In the spring of 1376, Vladislaus II had sent his knights to join forces led by Sędziwój Pałuka against Władysław the White in his rebellion against the Polish king.

In 1378, the duchy was enlarged with the incorporation of Bobolice, Brzeźnica, Krzepice and Olsztyn. Around that time, the state was subdivided into districts of Wieluń, Ostrzeszów, Olsztyn, Krzepice, Brzeźnica and Bolesławiec.

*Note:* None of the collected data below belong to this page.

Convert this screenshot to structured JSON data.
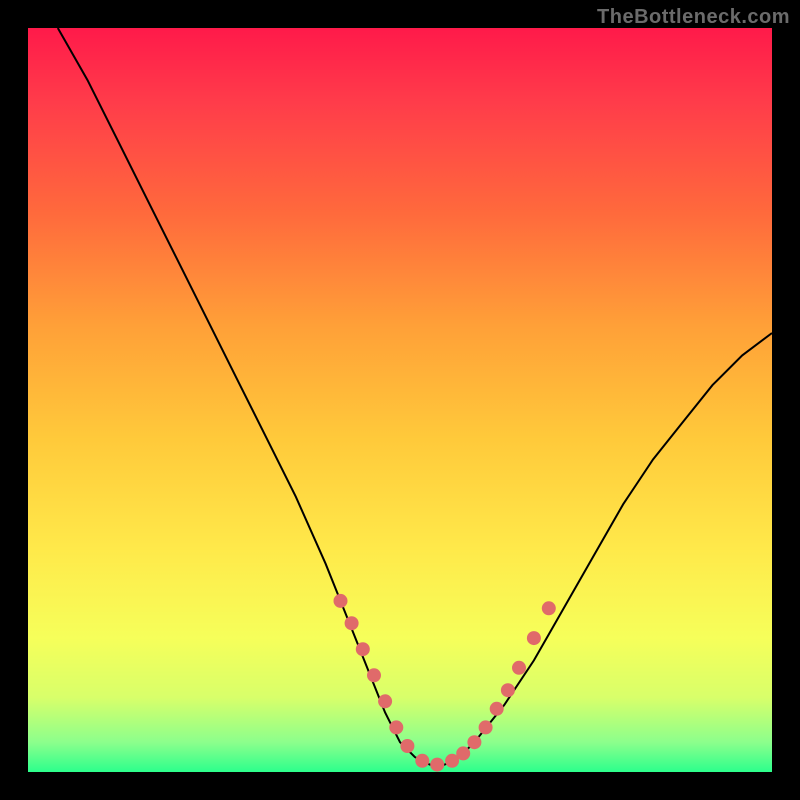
{
  "watermark": "TheBottleneck.com",
  "chart_data": {
    "type": "line",
    "title": "",
    "xlabel": "",
    "ylabel": "",
    "xlim": [
      0,
      100
    ],
    "ylim": [
      0,
      100
    ],
    "series": [
      {
        "name": "curve",
        "x": [
          4,
          8,
          12,
          16,
          20,
          24,
          28,
          32,
          36,
          40,
          42,
          44,
          46,
          48,
          50,
          52,
          54,
          56,
          58,
          60,
          64,
          68,
          72,
          76,
          80,
          84,
          88,
          92,
          96,
          100
        ],
        "y": [
          100,
          93,
          85,
          77,
          69,
          61,
          53,
          45,
          37,
          28,
          23,
          18,
          13,
          8,
          4,
          2,
          1,
          1,
          2,
          4,
          9,
          15,
          22,
          29,
          36,
          42,
          47,
          52,
          56,
          59
        ]
      }
    ],
    "markers": {
      "name": "highlight-dots",
      "color": "#e06a6a",
      "x": [
        42,
        43.5,
        45,
        46.5,
        48,
        49.5,
        51,
        53,
        55,
        57,
        58.5,
        60,
        61.5,
        63,
        64.5,
        66,
        68,
        70
      ],
      "y": [
        23,
        20,
        16.5,
        13,
        9.5,
        6,
        3.5,
        1.5,
        1,
        1.5,
        2.5,
        4,
        6,
        8.5,
        11,
        14,
        18,
        22
      ]
    }
  }
}
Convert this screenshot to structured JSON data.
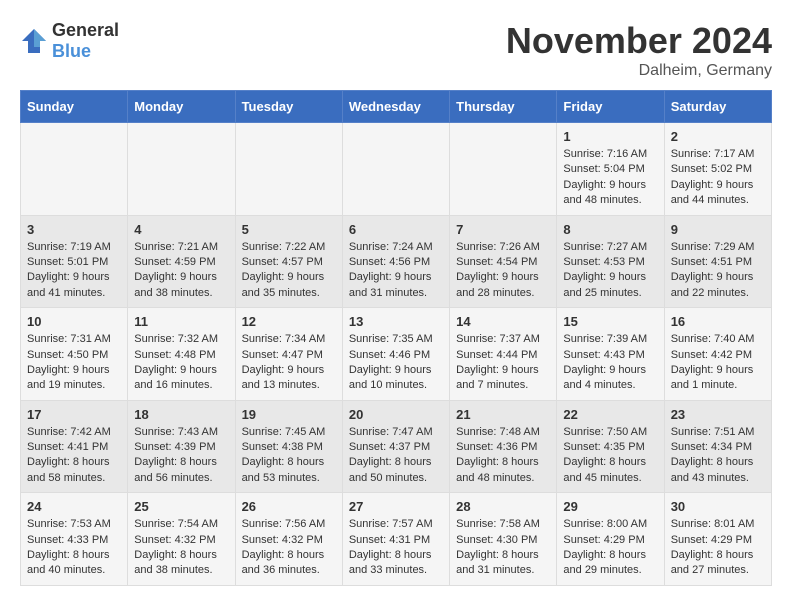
{
  "header": {
    "logo_general": "General",
    "logo_blue": "Blue",
    "title": "November 2024",
    "location": "Dalheim, Germany"
  },
  "weekdays": [
    "Sunday",
    "Monday",
    "Tuesday",
    "Wednesday",
    "Thursday",
    "Friday",
    "Saturday"
  ],
  "weeks": [
    [
      {
        "day": "",
        "info": ""
      },
      {
        "day": "",
        "info": ""
      },
      {
        "day": "",
        "info": ""
      },
      {
        "day": "",
        "info": ""
      },
      {
        "day": "",
        "info": ""
      },
      {
        "day": "1",
        "info": "Sunrise: 7:16 AM\nSunset: 5:04 PM\nDaylight: 9 hours and 48 minutes."
      },
      {
        "day": "2",
        "info": "Sunrise: 7:17 AM\nSunset: 5:02 PM\nDaylight: 9 hours and 44 minutes."
      }
    ],
    [
      {
        "day": "3",
        "info": "Sunrise: 7:19 AM\nSunset: 5:01 PM\nDaylight: 9 hours and 41 minutes."
      },
      {
        "day": "4",
        "info": "Sunrise: 7:21 AM\nSunset: 4:59 PM\nDaylight: 9 hours and 38 minutes."
      },
      {
        "day": "5",
        "info": "Sunrise: 7:22 AM\nSunset: 4:57 PM\nDaylight: 9 hours and 35 minutes."
      },
      {
        "day": "6",
        "info": "Sunrise: 7:24 AM\nSunset: 4:56 PM\nDaylight: 9 hours and 31 minutes."
      },
      {
        "day": "7",
        "info": "Sunrise: 7:26 AM\nSunset: 4:54 PM\nDaylight: 9 hours and 28 minutes."
      },
      {
        "day": "8",
        "info": "Sunrise: 7:27 AM\nSunset: 4:53 PM\nDaylight: 9 hours and 25 minutes."
      },
      {
        "day": "9",
        "info": "Sunrise: 7:29 AM\nSunset: 4:51 PM\nDaylight: 9 hours and 22 minutes."
      }
    ],
    [
      {
        "day": "10",
        "info": "Sunrise: 7:31 AM\nSunset: 4:50 PM\nDaylight: 9 hours and 19 minutes."
      },
      {
        "day": "11",
        "info": "Sunrise: 7:32 AM\nSunset: 4:48 PM\nDaylight: 9 hours and 16 minutes."
      },
      {
        "day": "12",
        "info": "Sunrise: 7:34 AM\nSunset: 4:47 PM\nDaylight: 9 hours and 13 minutes."
      },
      {
        "day": "13",
        "info": "Sunrise: 7:35 AM\nSunset: 4:46 PM\nDaylight: 9 hours and 10 minutes."
      },
      {
        "day": "14",
        "info": "Sunrise: 7:37 AM\nSunset: 4:44 PM\nDaylight: 9 hours and 7 minutes."
      },
      {
        "day": "15",
        "info": "Sunrise: 7:39 AM\nSunset: 4:43 PM\nDaylight: 9 hours and 4 minutes."
      },
      {
        "day": "16",
        "info": "Sunrise: 7:40 AM\nSunset: 4:42 PM\nDaylight: 9 hours and 1 minute."
      }
    ],
    [
      {
        "day": "17",
        "info": "Sunrise: 7:42 AM\nSunset: 4:41 PM\nDaylight: 8 hours and 58 minutes."
      },
      {
        "day": "18",
        "info": "Sunrise: 7:43 AM\nSunset: 4:39 PM\nDaylight: 8 hours and 56 minutes."
      },
      {
        "day": "19",
        "info": "Sunrise: 7:45 AM\nSunset: 4:38 PM\nDaylight: 8 hours and 53 minutes."
      },
      {
        "day": "20",
        "info": "Sunrise: 7:47 AM\nSunset: 4:37 PM\nDaylight: 8 hours and 50 minutes."
      },
      {
        "day": "21",
        "info": "Sunrise: 7:48 AM\nSunset: 4:36 PM\nDaylight: 8 hours and 48 minutes."
      },
      {
        "day": "22",
        "info": "Sunrise: 7:50 AM\nSunset: 4:35 PM\nDaylight: 8 hours and 45 minutes."
      },
      {
        "day": "23",
        "info": "Sunrise: 7:51 AM\nSunset: 4:34 PM\nDaylight: 8 hours and 43 minutes."
      }
    ],
    [
      {
        "day": "24",
        "info": "Sunrise: 7:53 AM\nSunset: 4:33 PM\nDaylight: 8 hours and 40 minutes."
      },
      {
        "day": "25",
        "info": "Sunrise: 7:54 AM\nSunset: 4:32 PM\nDaylight: 8 hours and 38 minutes."
      },
      {
        "day": "26",
        "info": "Sunrise: 7:56 AM\nSunset: 4:32 PM\nDaylight: 8 hours and 36 minutes."
      },
      {
        "day": "27",
        "info": "Sunrise: 7:57 AM\nSunset: 4:31 PM\nDaylight: 8 hours and 33 minutes."
      },
      {
        "day": "28",
        "info": "Sunrise: 7:58 AM\nSunset: 4:30 PM\nDaylight: 8 hours and 31 minutes."
      },
      {
        "day": "29",
        "info": "Sunrise: 8:00 AM\nSunset: 4:29 PM\nDaylight: 8 hours and 29 minutes."
      },
      {
        "day": "30",
        "info": "Sunrise: 8:01 AM\nSunset: 4:29 PM\nDaylight: 8 hours and 27 minutes."
      }
    ]
  ]
}
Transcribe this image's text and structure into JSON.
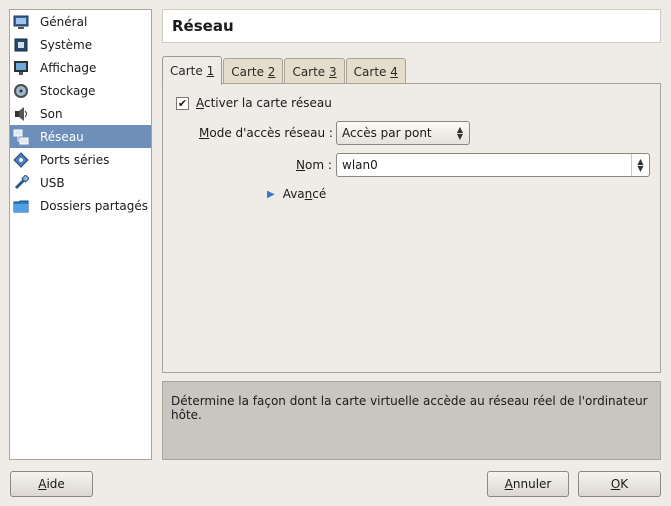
{
  "sidebar": {
    "items": [
      {
        "label": "Général",
        "icon": "monitor-icon"
      },
      {
        "label": "Système",
        "icon": "chip-icon"
      },
      {
        "label": "Affichage",
        "icon": "display-icon"
      },
      {
        "label": "Stockage",
        "icon": "disk-icon"
      },
      {
        "label": "Son",
        "icon": "speaker-icon"
      },
      {
        "label": "Réseau",
        "icon": "network-icon",
        "selected": true
      },
      {
        "label": "Ports séries",
        "icon": "serial-port-icon"
      },
      {
        "label": "USB",
        "icon": "usb-icon"
      },
      {
        "label": "Dossiers partagés",
        "icon": "folder-icon"
      }
    ]
  },
  "header": {
    "title": "Réseau"
  },
  "tabs": [
    {
      "prefix": "Carte ",
      "mnemonic": "1"
    },
    {
      "prefix": "Carte ",
      "mnemonic": "2"
    },
    {
      "prefix": "Carte ",
      "mnemonic": "3"
    },
    {
      "prefix": "Carte ",
      "mnemonic": "4"
    }
  ],
  "adapter": {
    "enable_mnemonic": "A",
    "enable_rest": "ctiver la carte réseau",
    "enabled": true,
    "mode_mnemonic": "M",
    "mode_rest": "ode d'accès réseau :",
    "mode_value": "Accès par pont",
    "name_mnemonic": "N",
    "name_rest": "om :",
    "name_value": "wlan0",
    "advanced_pre": "Ava",
    "advanced_mnemonic": "n",
    "advanced_post": "cé"
  },
  "description": "Détermine la façon dont la carte virtuelle accède au réseau réel de l'ordinateur hôte.",
  "buttons": {
    "help_mnemonic": "A",
    "help_rest": "ide",
    "cancel_mnemonic": "A",
    "cancel_rest": "nnuler",
    "ok_mnemonic": "O",
    "ok_rest": "K"
  },
  "colors": {
    "selection": "#6d8fb9",
    "window_bg": "#efebe7"
  }
}
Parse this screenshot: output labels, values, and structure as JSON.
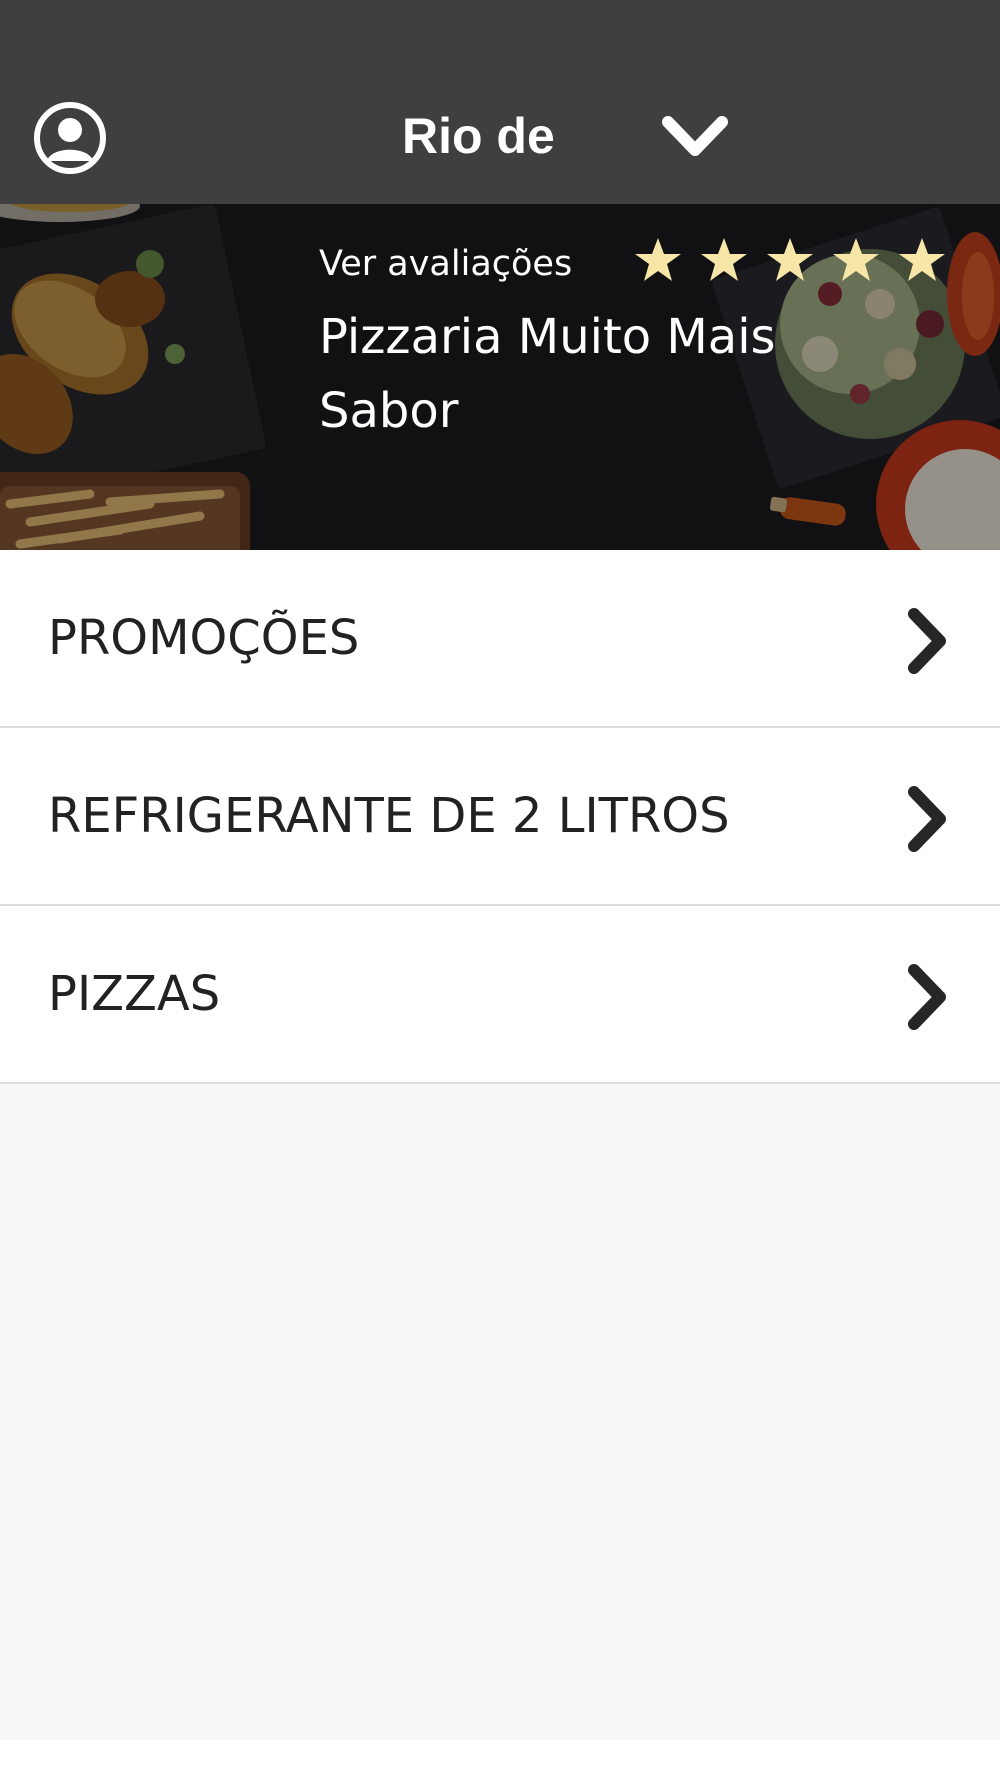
{
  "header": {
    "city": "Rio de",
    "profile_icon": "user-circle-icon",
    "dropdown_icon": "chevron-down-icon",
    "background_color": "#3f3f3f"
  },
  "banner": {
    "reviews_label": "Ver avaliações",
    "restaurant_name": "Pizzaria Muito Mais Sabor",
    "rating": 5,
    "rating_max": 5,
    "star_color": "#f6e7a8"
  },
  "categories": [
    {
      "label": "PROMOÇÕES",
      "icon": "chevron-right-icon"
    },
    {
      "label": "REFRIGERANTE DE 2 LITROS",
      "icon": "chevron-right-icon"
    },
    {
      "label": "PIZZAS",
      "icon": "chevron-right-icon"
    }
  ],
  "colors": {
    "page_background": "#f7f7f7",
    "list_background": "#ffffff",
    "text_dark": "#222222"
  }
}
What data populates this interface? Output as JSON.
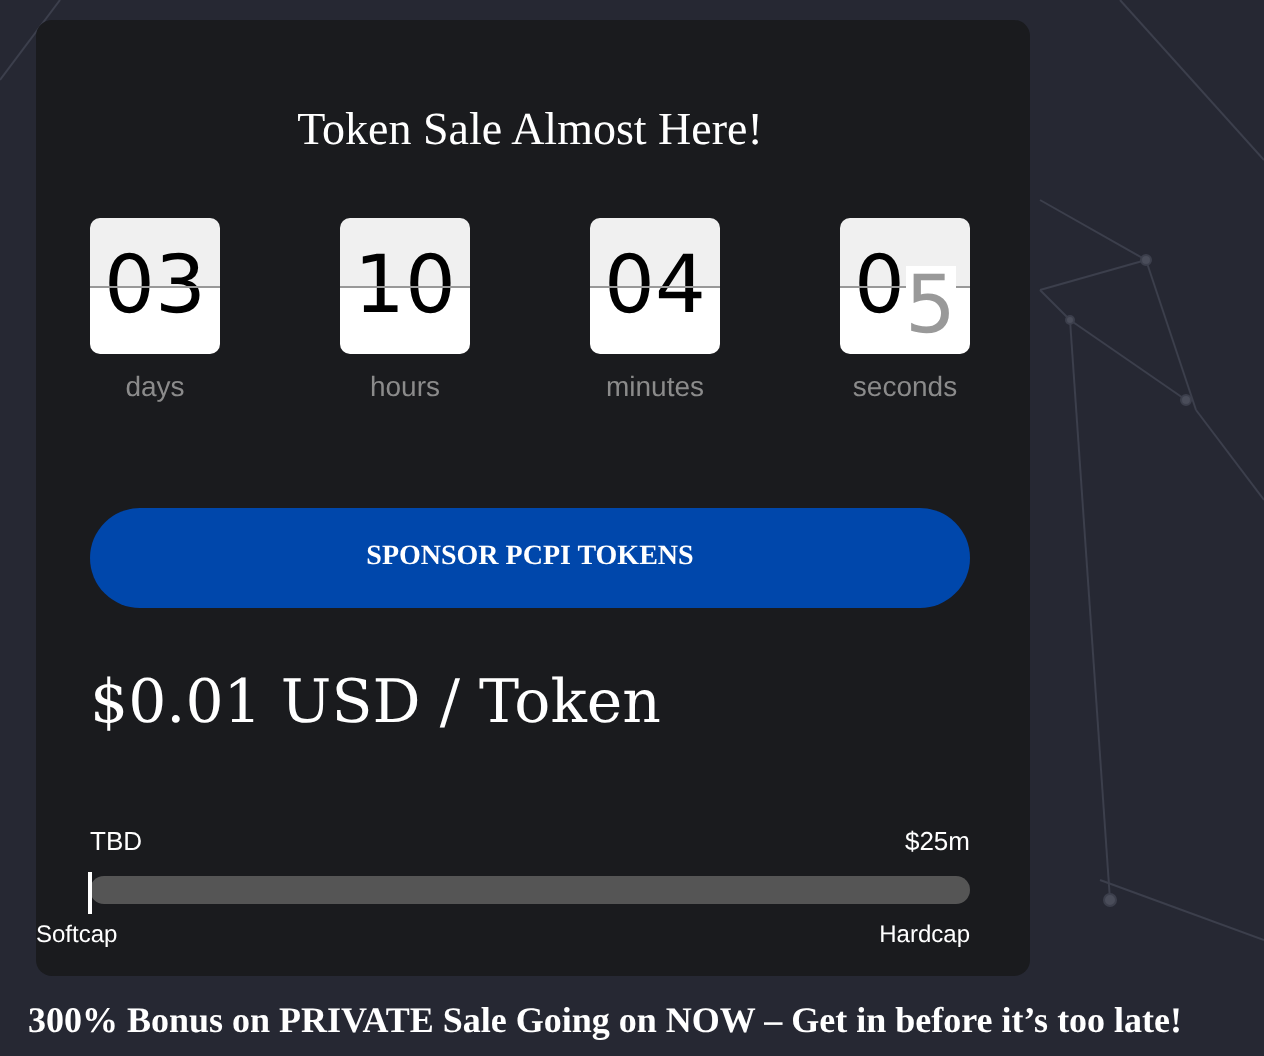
{
  "card": {
    "title": "Token Sale Almost Here!",
    "countdown": [
      {
        "value": "03",
        "label": "days"
      },
      {
        "value": "10",
        "label": "hours"
      },
      {
        "value": "04",
        "label": "minutes"
      },
      {
        "value": "0",
        "incoming": "5",
        "label": "seconds"
      }
    ],
    "button": "SPONSOR PCPI TOKENS",
    "price": "$0.01 USD / Token",
    "progress": {
      "left_value": "TBD",
      "right_value": "$25m",
      "level": 0,
      "left_label": "Softcap",
      "right_label": "Hardcap"
    }
  },
  "banner": "300% Bonus on PRIVATE Sale Going on NOW – Get in before it’s too late!"
}
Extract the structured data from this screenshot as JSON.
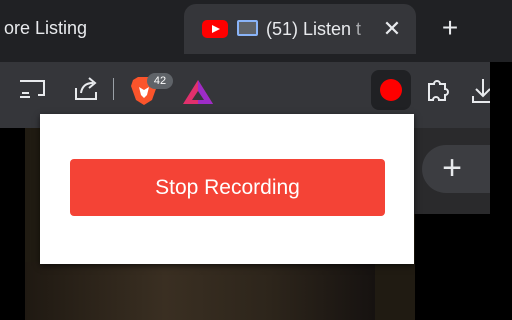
{
  "tabs": {
    "inactive_title": "ore Listing",
    "active_title": "(51) Listen t",
    "close_symbol": "✕",
    "new_tab_symbol": "+"
  },
  "toolbar": {
    "brave_badge": "42",
    "icons": [
      "screen-cast-icon",
      "share-icon",
      "brave-shields-icon",
      "brave-rewards-icon",
      "record-icon",
      "puzzle-icon",
      "download-icon"
    ]
  },
  "popup": {
    "stop_label": "Stop Recording"
  },
  "page": {
    "add_symbol": "+"
  },
  "colors": {
    "record_red": "#ff0000",
    "stop_button": "#f44336",
    "tab_active_bg": "#35363a",
    "tabstrip_bg": "#202124"
  }
}
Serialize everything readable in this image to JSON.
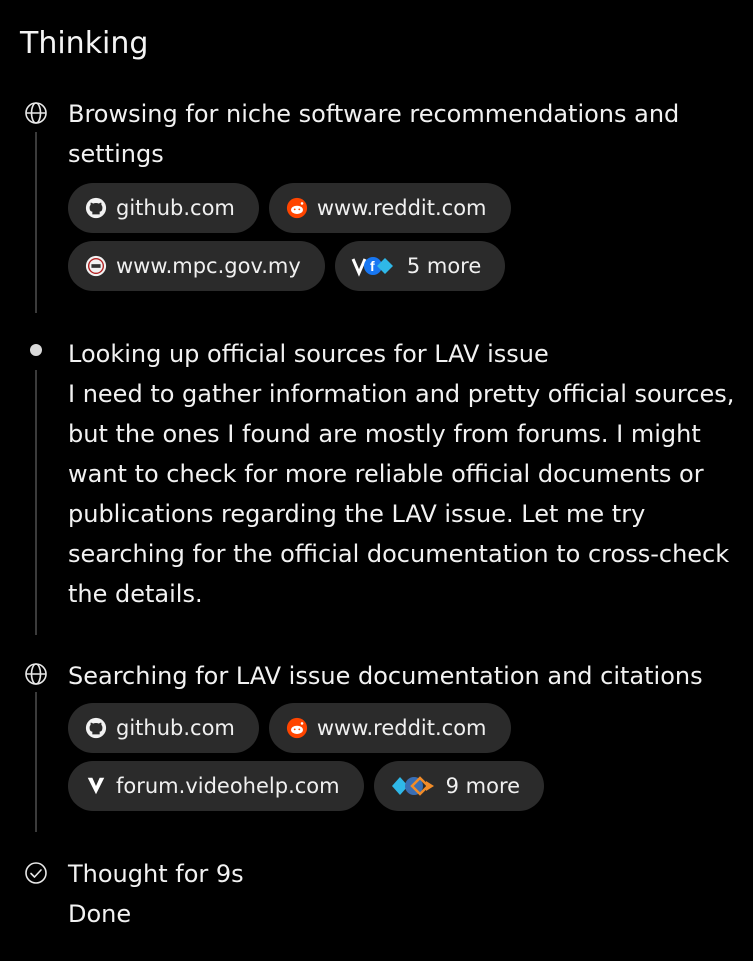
{
  "header": {
    "title": "Thinking"
  },
  "steps": [
    {
      "icon": "globe-icon",
      "title": "Browsing for niche software recommendations and settings",
      "chips": [
        {
          "label": "github.com",
          "icon": "github-icon"
        },
        {
          "label": "www.reddit.com",
          "icon": "reddit-icon"
        },
        {
          "label": "www.mpc.gov.my",
          "icon": "mpc-icon"
        },
        {
          "label": "5 more",
          "icon": "more-sources-icon"
        }
      ]
    },
    {
      "icon": "dot-icon",
      "title": "Looking up official sources for LAV issue",
      "body": "I need to gather information and pretty official sources, but the ones I found are mostly from forums. I might want to check for more reliable official documents or publications regarding the LAV issue. Let me try searching for the official documentation to cross-check the details."
    },
    {
      "icon": "globe-icon",
      "title": "Searching for LAV issue documentation and citations",
      "chips": [
        {
          "label": "github.com",
          "icon": "github-icon"
        },
        {
          "label": "www.reddit.com",
          "icon": "reddit-icon"
        },
        {
          "label": "forum.videohelp.com",
          "icon": "videohelp-icon"
        },
        {
          "label": "9 more",
          "icon": "more-sources-icon"
        }
      ]
    },
    {
      "icon": "check-circle-icon",
      "title": "Thought for 9s",
      "body": "Done"
    }
  ],
  "colors": {
    "background": "#000000",
    "chip": "#2b2b2b",
    "reddit": "#ff4500",
    "line": "#3b3b3b"
  }
}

Between 13 July and 15 August 1391, while Vladislaus II was in Hungary, forces aligned with Władysław II Jagiełło had besieged Kruszwica Castle and later had taken the stronghold in Racibórz, both of which belonged to Vladislaus. By doing so, they had started the war between two monarchs. In September 1391, Jagiełło's forces had captured lands of Gniewkowo Land and Dobrzyń. On 15 September 1391, Jagiełło's forces had entered Wieluń, beginning the war theatre on the territories of the duchy. In the autumn of 1391, the war had ended with Jagiełło's victory. Following that, Duchy of Wieluń was incorporated into Kingdom of Poland.

== Subdivisions ==
From around 1378, the duchy was subdivided into districts of Wieluń, Ostrzeszów, Olsztyn, Krzepice, Brzeźnica, and Bolesławiec.